На этом диване, над пеплом сжигаемой папиросы откладывались безнадежнейшие строчки «Урны», а в кресле являлась: то лысая голова Эллиса, радостно потиравшего руки над мрачным раздумьем моим (я собою доказывал его мысль: наша участь — погибнуть), то являлся зеленою гусеницей, облеченной в серую пару, В. Ф. Ходасевич; с икающим смехом сорил своим пеплом, рассказывая очередные мутнящие душу мне сплетни; а раз А. М. Эфрос, зайдя и увидя таким меня, грустно качнул головою:
— «Да, да, — вы как Гоголь эпохи переписки: уже, уже…»
И повеяло тут холодком: приговорен; значит, — смертник!
В тот период играла мать моя ежедневно моцартовский «Реквием»; переживания мои не имели названия; но они сплелись с отрывками «Реквиема»; куски «Реквиема», — «Confutatis» иль «Lacrimosa», — переживались в неделях как то, о чем я не умел заикнуться; звуки музыки переживались как похороны: себя собою; интенсивность этих переживаний я мог бы сравнить с восприятием музыки четырехлетним ребенком; в «На рубеже двух столетий» описаны переживания эти: «Музыка… спустилась над детской кроваткой моей…; пропадала драма… квартиры и мое тяжелое положение в ней… Я… говорил себе, что я выведен из тюрьмы, которая мне навязана безо всякой вины» («На рубеже», первое изд., стр. 182–183)3.

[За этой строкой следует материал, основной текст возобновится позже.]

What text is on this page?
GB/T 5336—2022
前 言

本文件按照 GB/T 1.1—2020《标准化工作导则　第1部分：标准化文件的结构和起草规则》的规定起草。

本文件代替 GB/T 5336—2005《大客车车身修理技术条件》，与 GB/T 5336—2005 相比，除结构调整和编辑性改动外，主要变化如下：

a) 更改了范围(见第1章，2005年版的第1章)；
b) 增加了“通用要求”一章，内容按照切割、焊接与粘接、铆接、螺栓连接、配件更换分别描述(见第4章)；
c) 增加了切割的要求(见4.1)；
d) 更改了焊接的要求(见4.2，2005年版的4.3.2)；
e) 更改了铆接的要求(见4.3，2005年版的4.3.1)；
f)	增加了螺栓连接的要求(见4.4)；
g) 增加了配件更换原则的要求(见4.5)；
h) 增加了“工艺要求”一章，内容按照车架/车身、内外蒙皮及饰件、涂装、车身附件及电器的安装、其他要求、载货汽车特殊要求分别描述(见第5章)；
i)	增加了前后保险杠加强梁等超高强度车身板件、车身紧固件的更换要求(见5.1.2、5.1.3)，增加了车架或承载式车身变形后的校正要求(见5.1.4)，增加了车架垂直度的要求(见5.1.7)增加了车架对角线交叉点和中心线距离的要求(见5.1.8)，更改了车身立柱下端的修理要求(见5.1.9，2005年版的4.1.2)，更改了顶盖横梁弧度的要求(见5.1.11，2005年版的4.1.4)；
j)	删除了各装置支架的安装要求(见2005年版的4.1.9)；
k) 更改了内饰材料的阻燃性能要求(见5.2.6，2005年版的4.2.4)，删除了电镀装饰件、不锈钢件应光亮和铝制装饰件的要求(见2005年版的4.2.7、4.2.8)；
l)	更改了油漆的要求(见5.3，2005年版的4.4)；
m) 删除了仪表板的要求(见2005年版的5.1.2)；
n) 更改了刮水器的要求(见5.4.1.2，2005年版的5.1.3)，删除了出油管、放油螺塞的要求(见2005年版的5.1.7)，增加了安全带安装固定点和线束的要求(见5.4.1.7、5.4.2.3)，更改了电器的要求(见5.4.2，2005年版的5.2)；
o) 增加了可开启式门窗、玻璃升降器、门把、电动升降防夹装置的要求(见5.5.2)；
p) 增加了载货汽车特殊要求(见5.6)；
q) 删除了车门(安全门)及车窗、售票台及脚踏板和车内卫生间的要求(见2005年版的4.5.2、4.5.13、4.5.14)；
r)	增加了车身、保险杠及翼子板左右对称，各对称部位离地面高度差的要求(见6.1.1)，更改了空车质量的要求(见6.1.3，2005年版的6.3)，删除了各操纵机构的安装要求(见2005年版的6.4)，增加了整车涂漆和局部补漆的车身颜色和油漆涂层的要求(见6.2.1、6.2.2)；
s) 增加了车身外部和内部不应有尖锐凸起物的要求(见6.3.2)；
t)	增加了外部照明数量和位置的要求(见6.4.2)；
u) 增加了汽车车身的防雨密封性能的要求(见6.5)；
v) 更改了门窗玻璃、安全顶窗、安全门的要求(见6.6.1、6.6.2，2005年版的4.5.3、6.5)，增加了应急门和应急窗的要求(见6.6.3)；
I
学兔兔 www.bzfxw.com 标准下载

Так переживал звук немой мальчик; прошло четверть века: он стал писателем, не лезущим за словом в карман; а что изменилось? Выход из политической, социальной и культурной тюрьмы был опять лишь в звуках: и я немел, как тогда, когда надевал на себя принесенные мне ходячие истины; теперь мне сменились они сюртуками; да, пожалуй, еще перекрахмаленным термином, над обилием которого фыркал в плечо мне Лопатин:
— «Хо, хо: ничего не пойму».
Чтоб поняли, надо кричать, как меня обманули, что значило: назвать имена Щ. и чудища, скрытого в недрах капитализма; это значило: назвать имя неназванного Азефа; это значило: выявить всем насильникам мое отношенье к режиму насилия; все, взятое вместе, мне, обессиленному неравной борьбой, — невозможно; вот какие мысли курились в минуты, когда за стеною звучало мне «Requiem» Моцарта; а со стены из зеленого зеркала неотрывно глядело все то же худое, зеленое мое же лицо: самопознание тяжело!
Так девятьсот шестой год, год безумий, борьбы… до пролития крови своей под ножом оператора, — стал медлительными годами меланхолического уныния, которое от всех я скрывал. Раздавались звонки: кто? Почитатели: спрашивать о смысле жизни. В 1908 году горничная отвечала: видеть нельзя.